The leaders of the "Yes" and "No" campaigns clashed over what currency an independent Scotland would use in the final TV debate of the referendum campaign on Monday.
The question of whether Scotland could keep the pound if it voted for a split on September 18 has been one of the key issues.
Here are four scenarios which could play out if Scotland did vote to split from the rest of Britain:
- Currency union with Britain -
The favoured option of Scottish First Minister Alex Salmond, leader of the "Yes" campaign. In the event of a "Yes" vote, Scotland and the remainder of the United Kingdom (England, Wales and Northern Ireland) would negotiate a currency union, sharing the pound with the Bank of England as their central bank. This would offer continuity and stability for Scottish business and the markets. However, both the British government and main opposition Labour party have ruled this out. Salmond in turn has threatened not take on any of Britain's existing debt if a currency union was refused.
- 'Sterling-isation' -
Nothing would stop an independent Scotland from using the pound without London's agreement. But this would effectively mean that monetary policy was set by the Bank of England, even though it would not be Scotland's central bank or lender of last resort.

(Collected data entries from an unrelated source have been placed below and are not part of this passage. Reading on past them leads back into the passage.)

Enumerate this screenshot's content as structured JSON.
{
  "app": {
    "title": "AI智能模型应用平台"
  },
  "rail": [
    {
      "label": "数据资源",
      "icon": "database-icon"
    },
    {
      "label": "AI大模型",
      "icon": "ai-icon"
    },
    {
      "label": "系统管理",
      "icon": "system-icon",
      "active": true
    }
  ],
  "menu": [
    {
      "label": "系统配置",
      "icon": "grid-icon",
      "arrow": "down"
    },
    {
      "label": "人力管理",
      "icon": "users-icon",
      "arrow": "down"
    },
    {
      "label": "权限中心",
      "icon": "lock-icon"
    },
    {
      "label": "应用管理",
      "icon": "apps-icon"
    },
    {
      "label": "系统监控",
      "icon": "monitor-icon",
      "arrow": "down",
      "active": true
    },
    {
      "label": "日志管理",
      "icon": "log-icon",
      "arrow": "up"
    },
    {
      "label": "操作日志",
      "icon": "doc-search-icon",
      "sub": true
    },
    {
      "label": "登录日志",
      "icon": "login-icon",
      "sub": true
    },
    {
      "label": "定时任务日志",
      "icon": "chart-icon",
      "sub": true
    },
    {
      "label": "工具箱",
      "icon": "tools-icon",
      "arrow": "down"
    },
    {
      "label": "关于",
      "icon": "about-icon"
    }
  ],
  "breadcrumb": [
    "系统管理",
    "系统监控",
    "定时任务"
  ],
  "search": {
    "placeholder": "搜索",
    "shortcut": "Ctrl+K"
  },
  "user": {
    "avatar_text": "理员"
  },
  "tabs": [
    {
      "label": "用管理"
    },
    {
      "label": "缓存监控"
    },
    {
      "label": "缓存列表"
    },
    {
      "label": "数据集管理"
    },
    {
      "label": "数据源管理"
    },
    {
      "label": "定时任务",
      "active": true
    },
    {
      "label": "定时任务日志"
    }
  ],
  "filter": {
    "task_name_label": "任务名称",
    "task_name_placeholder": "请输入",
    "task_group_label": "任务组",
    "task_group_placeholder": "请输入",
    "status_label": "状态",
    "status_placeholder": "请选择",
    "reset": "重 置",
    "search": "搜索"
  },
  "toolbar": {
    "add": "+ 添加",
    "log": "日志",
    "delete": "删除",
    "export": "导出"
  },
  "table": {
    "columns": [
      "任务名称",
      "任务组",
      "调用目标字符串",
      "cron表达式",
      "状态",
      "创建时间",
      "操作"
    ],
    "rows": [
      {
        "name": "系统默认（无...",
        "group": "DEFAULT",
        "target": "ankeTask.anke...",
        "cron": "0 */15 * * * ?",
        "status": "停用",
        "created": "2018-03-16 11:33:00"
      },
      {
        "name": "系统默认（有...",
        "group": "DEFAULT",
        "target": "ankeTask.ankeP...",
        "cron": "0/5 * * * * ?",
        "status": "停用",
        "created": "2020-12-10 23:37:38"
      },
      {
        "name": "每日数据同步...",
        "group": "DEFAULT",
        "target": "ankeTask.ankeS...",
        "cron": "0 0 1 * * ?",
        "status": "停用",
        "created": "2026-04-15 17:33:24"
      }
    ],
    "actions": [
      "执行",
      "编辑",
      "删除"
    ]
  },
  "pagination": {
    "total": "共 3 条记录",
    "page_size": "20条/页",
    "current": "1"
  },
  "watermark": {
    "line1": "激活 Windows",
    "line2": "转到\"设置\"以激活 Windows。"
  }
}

Countries with similar systems include Panama and Ecuador, which use the US dollar, plus Montenegro and Kosovo who use the euro.
- A Scottish currency -
An independent Scotland could create its own currency, backed by a new Scottish central bank. This solution could look superficially attractive because of the political symbolism and autonomy it would offer over monetary and fiscal policy. But it would carry some risks. These would include uncertainty surrounding a variable exchange rate, which would make life difficult for businesses trading across the border, and the risk of capital flight. The government of an independent Scotland could peg the value of a new currency to the pound to try and reduce any volatility. But this would limit Scotland's autonomy on monetary policy.
- The Euro -
Salmond wants an independent Scotland to remain part of the European Union. But given the EU's current financial problems, he has steered clear of suggesting that an independent Scotland could join the euro for fear of turning off voters. However, if after a "Yes" vote, Edinburgh and London could not reach an agreement on Scotland using the pound, this could come back on the table.